Writing in an age of exuberant socialism, Ludwig von Mises here lucidly demonstrates how the efficiencies of private ownership and control of public good production ultimately trump the guesswork of publicly administered “planning” through codes and “officialdom.” Although Mises aptly critiques bureaucracy and expounds thoroughly upon the immense power of law-like codes of commissions and administrations, he does not condemn nor dismiss bureaucracy but rather frames its proper bounds within constitutional democratic governments.
“…Thus everyone seems to agree that bureaucracy is an evil. But it is no less true that nobody has ever tried to determine in unambiguous language what bureaucracy really means. The word is generally used loosely. Most people would be embarrassed if somebody were to ask them for a precise definition and explanation. How can they condemn bureaucracy and bureaucrats if they do not even know what the terms mean?
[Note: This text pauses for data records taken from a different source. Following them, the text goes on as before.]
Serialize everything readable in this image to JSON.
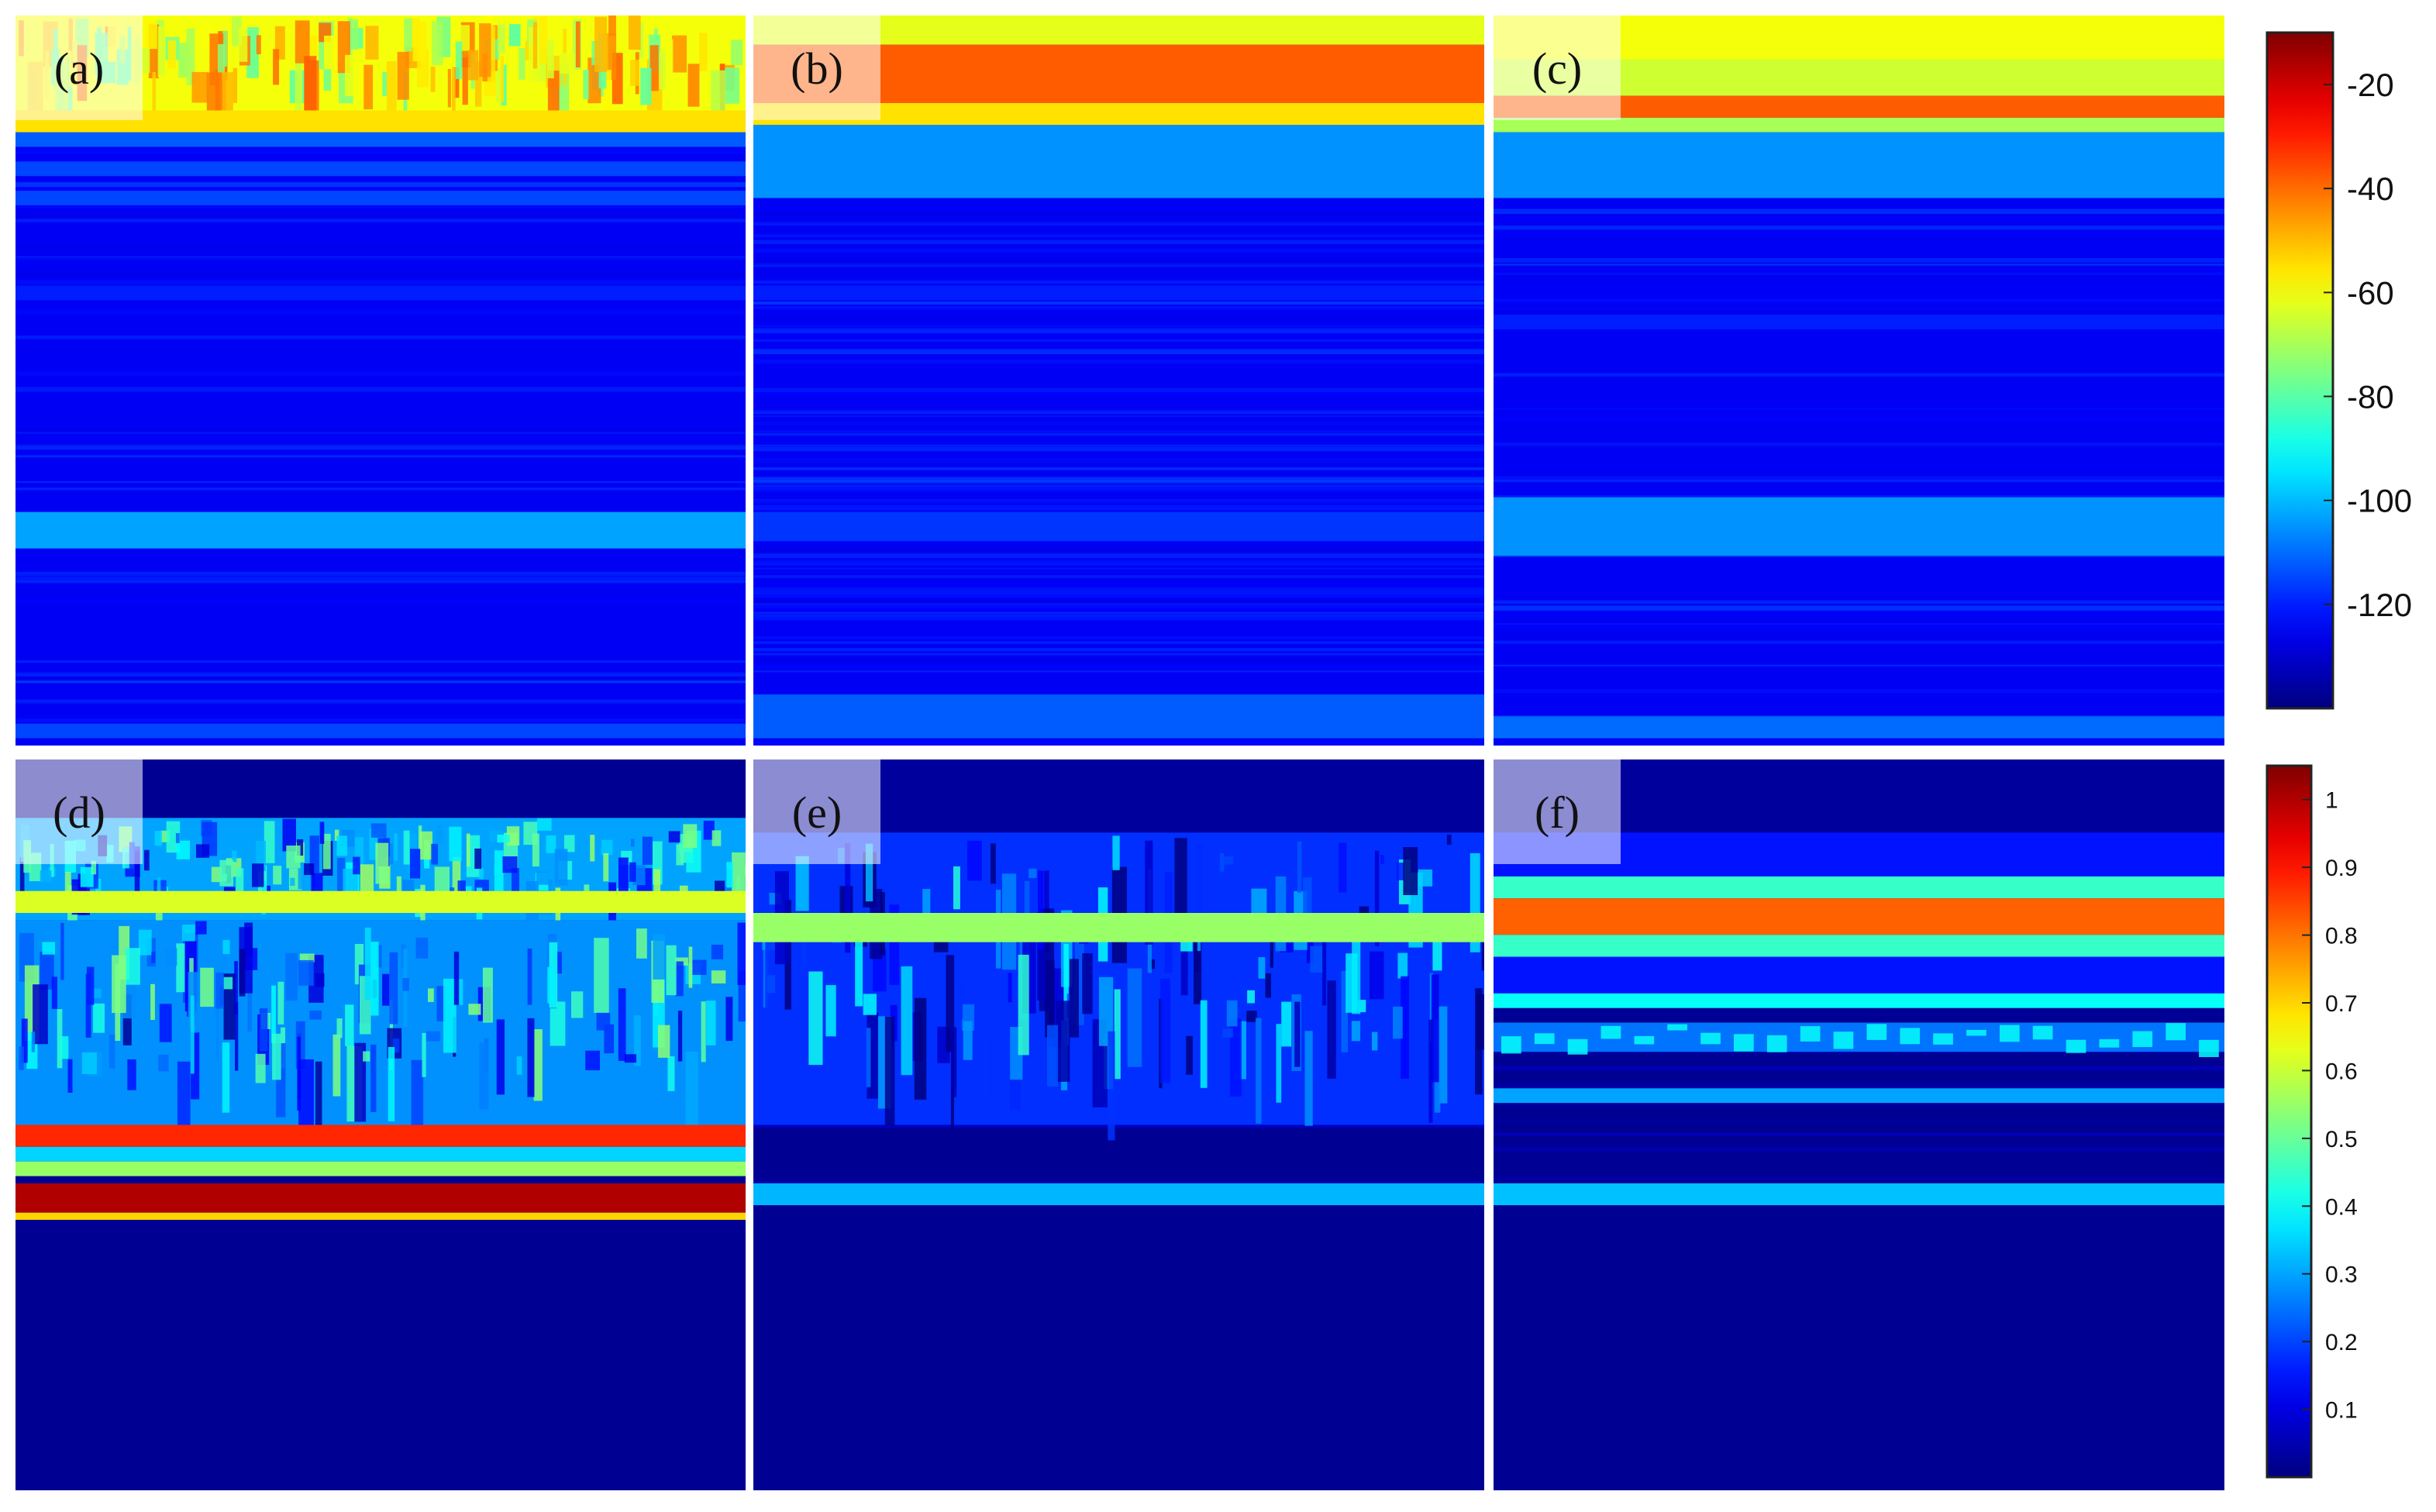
{
  "chart_data": [
    {
      "type": "heatmap",
      "panels": [
        {
          "label": "(a)",
          "bands": [
            {
              "y0": 0.0,
              "y1": 0.13,
              "level": -60,
              "texture": "strong"
            },
            {
              "y0": 0.13,
              "y1": 0.16,
              "level": -55
            },
            {
              "y0": 0.16,
              "y1": 0.18,
              "level": -112
            },
            {
              "y0": 0.2,
              "y1": 0.22,
              "level": -115
            },
            {
              "y0": 0.24,
              "y1": 0.26,
              "level": -115
            },
            {
              "y0": 0.37,
              "y1": 0.39,
              "level": -120
            },
            {
              "y0": 0.68,
              "y1": 0.73,
              "level": -103
            },
            {
              "y0": 0.97,
              "y1": 0.99,
              "level": -115
            }
          ]
        },
        {
          "label": "(b)",
          "bands": [
            {
              "y0": 0.0,
              "y1": 0.04,
              "level": -62
            },
            {
              "y0": 0.04,
              "y1": 0.12,
              "level": -38
            },
            {
              "y0": 0.12,
              "y1": 0.15,
              "level": -55
            },
            {
              "y0": 0.15,
              "y1": 0.25,
              "level": -105
            },
            {
              "y0": 0.37,
              "y1": 0.39,
              "level": -120
            },
            {
              "y0": 0.68,
              "y1": 0.72,
              "level": -117
            },
            {
              "y0": 0.93,
              "y1": 0.99,
              "level": -112
            }
          ],
          "streaks": true
        },
        {
          "label": "(c)",
          "bands": [
            {
              "y0": 0.0,
              "y1": 0.06,
              "level": -60
            },
            {
              "y0": 0.06,
              "y1": 0.11,
              "level": -65
            },
            {
              "y0": 0.11,
              "y1": 0.14,
              "level": -38
            },
            {
              "y0": 0.14,
              "y1": 0.16,
              "level": -70
            },
            {
              "y0": 0.16,
              "y1": 0.25,
              "level": -105
            },
            {
              "y0": 0.41,
              "y1": 0.43,
              "level": -120
            },
            {
              "y0": 0.66,
              "y1": 0.74,
              "level": -105
            },
            {
              "y0": 0.96,
              "y1": 0.99,
              "level": -110
            }
          ]
        }
      ],
      "colorbar": {
        "min": -140,
        "max": -10,
        "ticks": [
          -20,
          -40,
          -60,
          -80,
          -100,
          -120
        ],
        "colormap": "jet"
      }
    },
    {
      "type": "heatmap",
      "panels": [
        {
          "label": "(d)",
          "bands": [
            {
              "y0": 0.0,
              "y1": 0.08,
              "level": 0.02
            },
            {
              "y0": 0.08,
              "y1": 0.22,
              "level": 0.3,
              "texture": "spiky"
            },
            {
              "y0": 0.18,
              "y1": 0.21,
              "level": 0.62
            },
            {
              "y0": 0.22,
              "y1": 0.5,
              "level": 0.28,
              "texture": "spiky"
            },
            {
              "y0": 0.5,
              "y1": 0.53,
              "level": 0.88
            },
            {
              "y0": 0.53,
              "y1": 0.55,
              "level": 0.35
            },
            {
              "y0": 0.55,
              "y1": 0.57,
              "level": 0.55
            },
            {
              "y0": 0.58,
              "y1": 0.62,
              "level": 1.0
            },
            {
              "y0": 0.62,
              "y1": 0.63,
              "level": 0.7
            },
            {
              "y0": 0.63,
              "y1": 1.0,
              "level": 0.02
            }
          ]
        },
        {
          "label": "(e)",
          "bands": [
            {
              "y0": 0.0,
              "y1": 0.1,
              "level": 0.03
            },
            {
              "y0": 0.1,
              "y1": 0.5,
              "level": 0.18,
              "texture": "spiky"
            },
            {
              "y0": 0.21,
              "y1": 0.25,
              "level": 0.55
            },
            {
              "y0": 0.58,
              "y1": 0.61,
              "level": 0.32
            },
            {
              "y0": 0.61,
              "y1": 1.0,
              "level": 0.02
            }
          ]
        },
        {
          "label": "(f)",
          "bands": [
            {
              "y0": 0.0,
              "y1": 0.1,
              "level": 0.03
            },
            {
              "y0": 0.1,
              "y1": 0.16,
              "level": 0.15
            },
            {
              "y0": 0.16,
              "y1": 0.19,
              "level": 0.45
            },
            {
              "y0": 0.19,
              "y1": 0.24,
              "level": 0.82
            },
            {
              "y0": 0.24,
              "y1": 0.27,
              "level": 0.45
            },
            {
              "y0": 0.27,
              "y1": 0.32,
              "level": 0.15
            },
            {
              "y0": 0.32,
              "y1": 0.34,
              "level": 0.4
            },
            {
              "y0": 0.36,
              "y1": 0.4,
              "level": 0.25,
              "texture": "dashed"
            },
            {
              "y0": 0.45,
              "y1": 0.47,
              "level": 0.3
            },
            {
              "y0": 0.58,
              "y1": 0.61,
              "level": 0.33
            },
            {
              "y0": 0.61,
              "y1": 1.0,
              "level": 0.02
            }
          ]
        }
      ],
      "colorbar": {
        "min": 0,
        "max": 1.05,
        "ticks": [
          1,
          0.9,
          0.8,
          0.7,
          0.6,
          0.5,
          0.4,
          0.3,
          0.2,
          0.1
        ],
        "colormap": "jet"
      }
    }
  ]
}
…Bureaucracy, its merits and its demerits, its working and its operation, can be understood only by contrasting it with the operation of the profit motive as it functions in the capitalistic market society.”
Ludwig von Mises
Ludwig Heinrich Edler von Mises (1881-1973) was the acknowledged leader of the Austrian School of economic thought, a prodigious originator in economic theory, and a prolific author. Mises’ writings and lectures encompassed economic theory, history, epistemology, government, and political philosophy. His contributions to economic theory include important clarifications on the quantity theory of money, the theory of the trade cycle, the integration of monetary theory with economic theory in general, and a demonstration that socialism must fail because it cannot solve the problem of economic calculation. Mises was the first scholar to recognize that economics is part of a larger science in human action, a science which Mises called “praxeology”. He taught at the University of Vienna and later at New York University. Mises wrote many works on two related economic themes: 1. monetary economics, inflation, and the role of government, and 2. the differences between government-controlled economies and free trade. His influential work on economic freedoms, their causes and consequences, brought him to highlight the interrelationships between economic and non-economic freedoms in societies, and the appropriate role for government.